A polêmica de César Menotti e Fabiano e a herança pós-escravocrata do samba. Por Nathali Macedo

Atualizado em 4 de junho de 2018 às 17:20
Os sertanejos César Menotti e Fabiano

O cantor sertanejo César Menotti, da dupla César Menotti e Fabiano, disse no programa Altas Horas do último sábado, em tom de piada, que “samba é música de bandido.”

Ele contava que durante um show da dupla numa penitenciária, muitos detentos pediam que eles tocassem samba:

“Sempre existem os agitadores que pedem que cante música que sabem que você não canta e insistentemente um agitador gritava: Canta um samba, canta um samba! Eu me desculpei, disse que não cantava esse tipo de música e o Fabiano, em uma grande gafe, comentou: ‘E tem mais, samba é música de bandido.”

“Eu não canto ESSE TIPO de música, só o tchêtchêrêrêtchêtchê.”

Ah, tá.

Além de não ter a menor graça, a piada camufla a ignorância que enraíza todo preconceito, inclusive o musical: qualquer estilo de música relacionado à negritude e à periferia é “coisa de bandido” e/ou faz parte da baixa cultura.

Ledo engano.

Há boas músicas e músicas ruins em todos os estilos. Há as boas – aquelas que além de bem executadas têm alma, como Cartola, Ataulfo Alves e Inezita Barroso – e há as ruins, como… as de vocês, César Menotti e Fabiano.

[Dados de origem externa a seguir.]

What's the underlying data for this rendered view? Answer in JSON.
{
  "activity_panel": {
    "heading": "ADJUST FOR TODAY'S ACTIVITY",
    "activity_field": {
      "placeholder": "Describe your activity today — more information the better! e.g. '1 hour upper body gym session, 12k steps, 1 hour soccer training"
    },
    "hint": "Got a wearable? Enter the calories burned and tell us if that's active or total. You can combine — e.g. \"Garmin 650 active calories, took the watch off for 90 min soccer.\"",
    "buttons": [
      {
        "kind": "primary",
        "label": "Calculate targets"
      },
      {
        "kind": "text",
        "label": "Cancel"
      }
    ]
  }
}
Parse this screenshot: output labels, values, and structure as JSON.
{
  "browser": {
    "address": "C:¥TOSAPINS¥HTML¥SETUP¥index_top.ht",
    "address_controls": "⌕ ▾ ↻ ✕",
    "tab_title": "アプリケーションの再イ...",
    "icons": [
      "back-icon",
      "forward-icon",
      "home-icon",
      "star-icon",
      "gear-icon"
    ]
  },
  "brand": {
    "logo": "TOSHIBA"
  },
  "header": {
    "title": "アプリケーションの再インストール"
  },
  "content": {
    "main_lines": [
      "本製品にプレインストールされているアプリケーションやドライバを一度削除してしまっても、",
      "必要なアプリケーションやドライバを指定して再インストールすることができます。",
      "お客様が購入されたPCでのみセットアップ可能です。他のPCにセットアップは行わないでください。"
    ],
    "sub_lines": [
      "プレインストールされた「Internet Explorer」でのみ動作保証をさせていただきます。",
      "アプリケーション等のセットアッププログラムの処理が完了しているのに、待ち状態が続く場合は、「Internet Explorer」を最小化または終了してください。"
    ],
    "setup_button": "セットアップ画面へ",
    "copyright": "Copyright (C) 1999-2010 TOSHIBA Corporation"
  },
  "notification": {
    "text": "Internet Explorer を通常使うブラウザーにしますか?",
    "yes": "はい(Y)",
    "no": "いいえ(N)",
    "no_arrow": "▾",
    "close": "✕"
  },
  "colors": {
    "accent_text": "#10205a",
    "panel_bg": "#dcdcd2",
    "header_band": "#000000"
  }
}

O mais cômico é que o comentário partiu de um cantor de sertanejo universitário, aquela música de clichês repetições que não servem nem pra grudar na cabeça e não têm o respeito sequer do próprio sertanejo raiz, que, ao que me consta, não os considera seus pares e não legou nada às novas duplas de calças apertadinhas e melodias parecidíssimas entre si.

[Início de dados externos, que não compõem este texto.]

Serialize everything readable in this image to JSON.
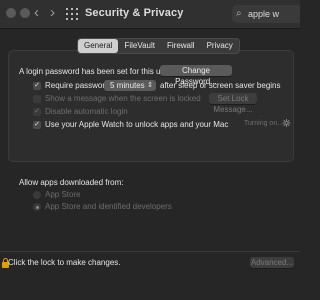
{
  "window": {
    "title": "Security & Privacy",
    "search_value": "apple w"
  },
  "tabs": [
    "General",
    "FileVault",
    "Firewall",
    "Privacy"
  ],
  "general": {
    "password_label": "A login password has been set for this user",
    "change_password_button": "Change Password...",
    "require_password_label": "Require password",
    "require_password_checked": true,
    "require_password_select_value": "5 minutes",
    "require_password_suffix": "after sleep or screen saver begins",
    "show_message_label": "Show a message when the screen is locked",
    "show_message_checked": false,
    "set_lock_message_button": "Set Lock Message...",
    "disable_auto_login_label": "Disable automatic login",
    "disable_auto_login_checked": true,
    "apple_watch_label": "Use your Apple Watch to unlock apps and your Mac",
    "apple_watch_checked": true,
    "apple_watch_status": "Turning on..."
  },
  "downloads": {
    "heading": "Allow apps downloaded from:",
    "options": [
      "App Store",
      "App Store and identified developers"
    ],
    "selected_index": 1
  },
  "bottom": {
    "lock_label": "Click the lock to make changes.",
    "advanced_button": "Advanced..."
  },
  "colors": {
    "background": "#262626",
    "lock_icon": "#e0a000"
  }
}
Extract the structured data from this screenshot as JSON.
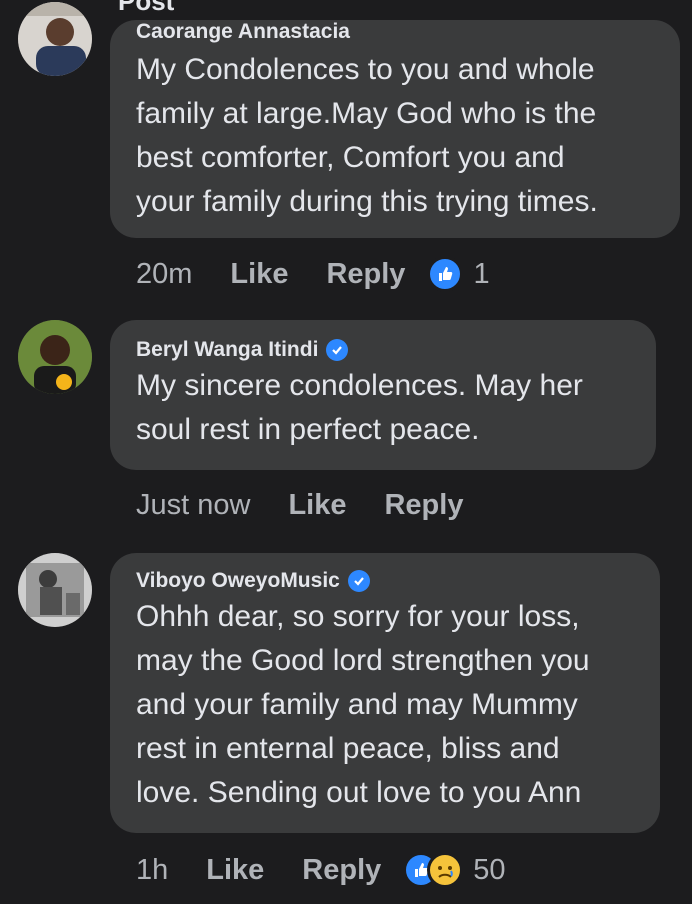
{
  "header": {
    "title": "Post"
  },
  "comments": [
    {
      "author": "Caorange Annastacia",
      "verified": false,
      "lines": [
        "My Condolences to you and whole",
        "family at large.May God who is the",
        "best comforter, Comfort you and",
        "your family during this trying times."
      ],
      "time": "20m",
      "like_label": "Like",
      "reply_label": "Reply",
      "reaction_count": "1"
    },
    {
      "author": "Beryl Wanga Itindi",
      "verified": true,
      "lines": [
        "My sincere condolences. May her",
        "soul rest in perfect peace."
      ],
      "time": "Just now",
      "like_label": "Like",
      "reply_label": "Reply"
    },
    {
      "author": "Viboyo OweyoMusic",
      "verified": true,
      "lines": [
        "Ohhh dear, so sorry for your loss,",
        "may the Good lord strengthen you",
        "and your family and may Mummy",
        "rest in enternal peace, bliss and",
        "love. Sending out love to you Ann"
      ],
      "time": "1h",
      "like_label": "Like",
      "reply_label": "Reply",
      "reaction_count": "50"
    }
  ],
  "colors": {
    "background": "#1c1c1e",
    "bubble": "#3a3b3c",
    "accent": "#2d88ff",
    "muted_text": "#b0b3b8"
  }
}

O preconceito embutido na piada ainda marginaliza artistas talentosos em muitos estilos musicais associados em geral aos negros e periféricos, tal qual era o samba no Brasil pós-escravocrata.

A estigmatização do samba – bem como do rap e do funk, por exemplo – é, sobretudo, uma estigmatização social.

Antes era “coisa de preto, de favelado”, agora é “coisa de bandido.” Isso me lembra um samba lindíssimo de Janet de Almeida, gravado por João Gilberto: “vamos acabar com o samba/madame não gosta que ninguém sambe/vive dizendo que samba é vexame/pra que discutir com madame?”

O samba nasceu na Bahia e é negro demais no coração, e só não é tão estigmatizado quanto o rap e o funk, por exemplo, porque foi embranquecido por nomes como Vinícius de Moraes (se hoje ele é branco na poesia…) e Chico Buarque – aí sim é alta cultura: ainda coisa de boêmio vagabundo, só que bon vivant.

O apresentador Serginho Groisman não só não repreendeu o infeliz comentário do sertanejo, como riu da piada. A plateia idem.

Será que só problematizamos na internet, mesmo?

Em todo caso, depois da repercussão negativa do comentário  – como sempre acontece quando dá ruim na novela das problematizações internetescas – o cantor se desculpou nas redes sociais:

“Para quem se ofendeu, peço humildemente perdão, mas não era essa a minha intenção, era só contar um caso para distrair e, com certeza, uma piada não representa a minha opinião”, disse o cantor.

Deixa eu eu ver se entendi: é coisa de bandido, não tocamos esse tipo de música, mas respeitamos muito, sim.

Ninguém contou pra eles o significado de respeito?

Quem não gosta de samba, bom sujeito não é – com ou sem mea culpa. Pra que discutir com madame?